Earlier, a segmental reconstruction algorithm was discussed that allowed for improvement in temporal resolution in patients who are undergoing volumetric evaluation. Mahnken et al ³² used the segmental image reconstruction algorithm to improve temporal resolution from 125 to 250 msec (a standard reconstruction algorithm provided with the CT scanner) to a mean of 109 msec. The algorithm used more than one R-R interval and gantry rotation for image reconstruction. Temporal resolution was improved at the expense of spatial resolution, leading to a slice thickness of 3.75 mm. In both algorithms, a series of 20 axial images of the cardiac cycle was obtained, with images obtained at every 5% of the R-R interval. Segmental wall motion was evaluated using a 16-segment model. With a total of 15 patients, 240 myocardial segments were evaluated. Wall motion scores (normal, hypokinetic, akinetic, dyskinetic, and not assessable) agreed with MRI in 83.75% using the standard algorithm and 92.5% using the multisegmental algorithm. Seventeen segments were not assessable using the standard algorithm, while 8 were not assessable using the multisegmental algorithm. Neither algorithm resulted in a difference by more than 1 grade. The standard algorithm yielded a significant difference compared with MRI ( P = 0.009) while the difference between the multisegmental algorithm analysis and MRI was not sig- nificant ( P = 0.26). Therefore, for purposes of wall motion evaluation, it appears that, to a certain extent, spatial resolution may be sacrificed in favor of improved temporal resolution.

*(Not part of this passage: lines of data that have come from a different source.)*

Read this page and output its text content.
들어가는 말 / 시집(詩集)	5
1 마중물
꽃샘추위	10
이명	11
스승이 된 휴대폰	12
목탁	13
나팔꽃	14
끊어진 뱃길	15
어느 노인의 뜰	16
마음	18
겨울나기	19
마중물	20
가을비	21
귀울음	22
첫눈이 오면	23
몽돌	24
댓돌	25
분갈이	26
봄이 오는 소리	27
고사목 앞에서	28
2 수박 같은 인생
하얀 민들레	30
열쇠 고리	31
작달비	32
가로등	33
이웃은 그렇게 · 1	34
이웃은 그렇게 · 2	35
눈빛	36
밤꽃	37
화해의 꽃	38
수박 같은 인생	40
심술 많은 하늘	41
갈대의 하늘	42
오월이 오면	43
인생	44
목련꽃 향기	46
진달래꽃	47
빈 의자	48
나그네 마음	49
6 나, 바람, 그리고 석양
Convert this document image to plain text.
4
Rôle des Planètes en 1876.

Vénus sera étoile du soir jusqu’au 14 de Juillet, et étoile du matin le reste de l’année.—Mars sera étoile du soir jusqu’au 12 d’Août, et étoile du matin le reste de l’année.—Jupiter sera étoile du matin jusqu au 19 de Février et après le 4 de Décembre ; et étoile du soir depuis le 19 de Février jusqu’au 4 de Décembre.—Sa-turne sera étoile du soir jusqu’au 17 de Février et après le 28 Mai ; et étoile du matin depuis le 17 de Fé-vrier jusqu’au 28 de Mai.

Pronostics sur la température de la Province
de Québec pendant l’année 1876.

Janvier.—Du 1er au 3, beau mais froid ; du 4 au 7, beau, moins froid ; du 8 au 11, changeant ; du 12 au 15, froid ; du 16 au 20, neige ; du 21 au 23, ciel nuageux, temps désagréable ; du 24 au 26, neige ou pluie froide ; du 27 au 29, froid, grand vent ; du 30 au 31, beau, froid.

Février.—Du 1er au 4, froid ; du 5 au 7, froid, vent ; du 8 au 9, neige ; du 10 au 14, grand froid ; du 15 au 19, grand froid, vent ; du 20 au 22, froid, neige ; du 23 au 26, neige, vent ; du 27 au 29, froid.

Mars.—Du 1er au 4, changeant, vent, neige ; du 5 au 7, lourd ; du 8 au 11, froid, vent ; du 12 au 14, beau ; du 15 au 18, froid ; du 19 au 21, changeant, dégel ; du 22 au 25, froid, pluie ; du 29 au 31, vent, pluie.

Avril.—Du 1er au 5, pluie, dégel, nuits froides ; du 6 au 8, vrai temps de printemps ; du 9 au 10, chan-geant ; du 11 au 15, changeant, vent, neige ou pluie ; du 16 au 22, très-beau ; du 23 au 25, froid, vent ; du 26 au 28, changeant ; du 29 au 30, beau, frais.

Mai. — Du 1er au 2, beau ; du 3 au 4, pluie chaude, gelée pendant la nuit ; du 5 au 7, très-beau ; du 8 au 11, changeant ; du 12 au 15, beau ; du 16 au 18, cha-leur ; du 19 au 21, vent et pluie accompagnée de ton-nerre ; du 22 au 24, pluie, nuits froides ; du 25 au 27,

In 2 studies of subjects presenting with unstable angina, Dirksen et al ^33,34 compared regional wall motion abnormalities as assessed by echocardiography and 4-detector-row CT. Retrospective gating with a segmental reconstruction algorithm was used. In evaluating regional wall motion abnormalities as assessed by a graded wall motion score and a loss of systolic wall thickening, the authors found excellent agreement with echocardiography. Schuijf et al ³⁵ found comparably high agreement with echocar- diography using 4- and 16-detector-row CT systems. Comparing 16-detector-row CT with MRI, Mahnken et al ³⁶ found good agreement regarding regional wall motion. In the above studies, regional wall motion agreement by segments ranged from 86% to 91%.

Conclusion

Myocardial perfusion abnormalities, LV volume and EF, and regional wall motion abnormalities can be reliably evaluated using MDCT. MRI maintains an advantage over MDCT in that it offers improved temporal resolution without the risks of ionizing radiation or iodinated contrast. However, the use of MDCT in the noninvasive evaluation of the coronary arteries is expanding. Information concerning ventricular function can be reconstructed from data obtained for coronary artery assessment, thereby providing a more comprehensive cardiac examination. Patients can undergo such examinations in both the acute and nonacute settings. In either case, the knowledge of ventricular function can provide both diagnostic and prognostic utility. In a patient in whom the diagnosis of acute MI is in doubt, a study obtained for coronary artery assessment could also determine whether myocardium supplied by a stenotic lesion featured perfusion or regional wall motion abnormalities. Such information could implicate a stenotic lesion that had been of questionable significance on visual inspection. The care of a patient presenting with acute coronary syndrome could therefore be dramatically altered in such a setting. Alternatively, in patients with a known acute MI, valuable prognostic information can be derived from perfusion, volumetric, and regional wall motion findings. As CT technology progresses and scanning protocols are optimized, providers will be armed with a wealth of vital information.